I have two sets of data with Y's linearly dependent on X's. I am trying to determine if the two sets of data are the same line or not. I've looked at literature and there are 2 ways to do this. 1. Compare the slopes and see if they are equal; then compare the intercepts and see if they are equal. Using the t-test to determine if the slopes and intercepts are equal. If both the slopes and intercepts are equal the lines are coincident.
2. Create a single model and with a dummy variable (Z) where Z = 1 for the first data set and Z = 0 for the second data set. Which would give y = a + bX +cZ + dXZ. Where a, b,c, d are coefficients, X is the independent variable, and Z is the dummy variable. You then perform a multiple partial F-test to determine if the lines are coincident by comparing the model with the Z and XZ terms to the model without those terms.
Is there an easy way to do either of these tests with the JMP software? So far I have fit a model with X, Z, and XZ (with the center polynomials checked). Looking at the effects tests the Z has an F ratio of 31 and Prob > F is <0.0001. The X*Z has an F ratio of 0.3178 and Prob > F is 0.5765. I am using 0.05 significance level with 21 and 18 degrees of freedom for the 2 sets of data.

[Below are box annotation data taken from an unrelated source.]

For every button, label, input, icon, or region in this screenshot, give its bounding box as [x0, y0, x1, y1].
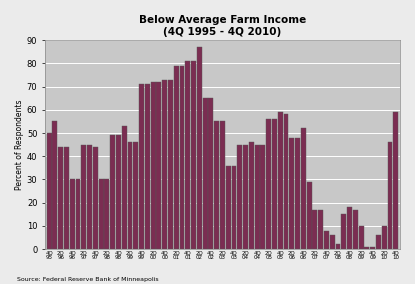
Bar — [185, 61, 190, 249]
Title: Below Average Farm Income
(4Q 1995 - 4Q 2010): Below Average Farm Income (4Q 1995 - 4Q … — [139, 15, 306, 37]
Bar — [156, 82, 161, 249]
Bar — [46, 133, 51, 249]
Bar — [324, 231, 329, 249]
Bar — [99, 179, 103, 249]
Bar — [272, 119, 277, 249]
Bar — [81, 145, 86, 249]
Bar — [237, 145, 242, 249]
Bar — [301, 128, 306, 249]
Bar — [278, 112, 283, 249]
Bar — [364, 247, 369, 249]
Bar — [307, 182, 312, 249]
Bar — [208, 98, 213, 249]
Bar — [341, 214, 346, 249]
Y-axis label: Percent of Respondents: Percent of Respondents — [15, 99, 24, 190]
Bar — [388, 142, 393, 249]
Bar — [122, 126, 127, 249]
Bar — [70, 179, 75, 249]
Bar — [58, 147, 63, 249]
Bar — [359, 226, 364, 249]
Bar — [191, 61, 196, 249]
Bar — [243, 145, 248, 249]
Bar — [393, 112, 398, 249]
Bar — [180, 66, 184, 249]
Bar — [145, 84, 150, 249]
Bar — [220, 121, 225, 249]
Bar — [162, 80, 167, 249]
Bar — [168, 80, 173, 249]
Bar — [76, 179, 81, 249]
Bar — [174, 66, 178, 249]
Bar — [312, 210, 317, 249]
Bar — [232, 166, 237, 249]
Text: Source: Federal Reserve Bank of Minneapolis: Source: Federal Reserve Bank of Minneapo… — [17, 277, 158, 282]
Bar — [110, 135, 115, 249]
Bar — [105, 179, 109, 249]
Bar — [382, 226, 387, 249]
Bar — [116, 135, 121, 249]
Bar — [330, 235, 334, 249]
Bar — [64, 147, 69, 249]
Bar — [335, 245, 340, 249]
Bar — [214, 121, 219, 249]
Bar — [226, 166, 231, 249]
Bar — [283, 114, 288, 249]
Bar — [289, 138, 294, 249]
Bar — [370, 247, 375, 249]
Bar — [266, 119, 271, 249]
Bar — [249, 142, 254, 249]
Bar — [203, 98, 208, 249]
Bar — [260, 145, 265, 249]
Bar — [139, 84, 144, 249]
Bar — [127, 142, 132, 249]
Bar — [376, 235, 381, 249]
Bar — [52, 121, 57, 249]
Bar — [347, 207, 352, 249]
Bar — [151, 82, 156, 249]
Bar — [255, 145, 259, 249]
Bar — [133, 142, 138, 249]
Bar — [295, 138, 300, 249]
Bar — [197, 47, 202, 249]
Bar — [353, 210, 358, 249]
Bar — [93, 147, 98, 249]
Bar — [318, 210, 323, 249]
Bar — [87, 145, 92, 249]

I think you are on the right track using Analysis of Covariance. Your result indicates that the slopes do not differ significantly (XZ-term) but the levels ("intercept") differ between the two data sets (Z-term).
In JMP you do not need to explicitly create a 0/1 dummy variable to do this. You can just have a nominal variable with the name or ID of the two data sets.
See example under "Analysis of Covariance with Separate Slopes" in Chapter 12 in the manual (JMP Stat Graph Guide, page 250 for JMP 8)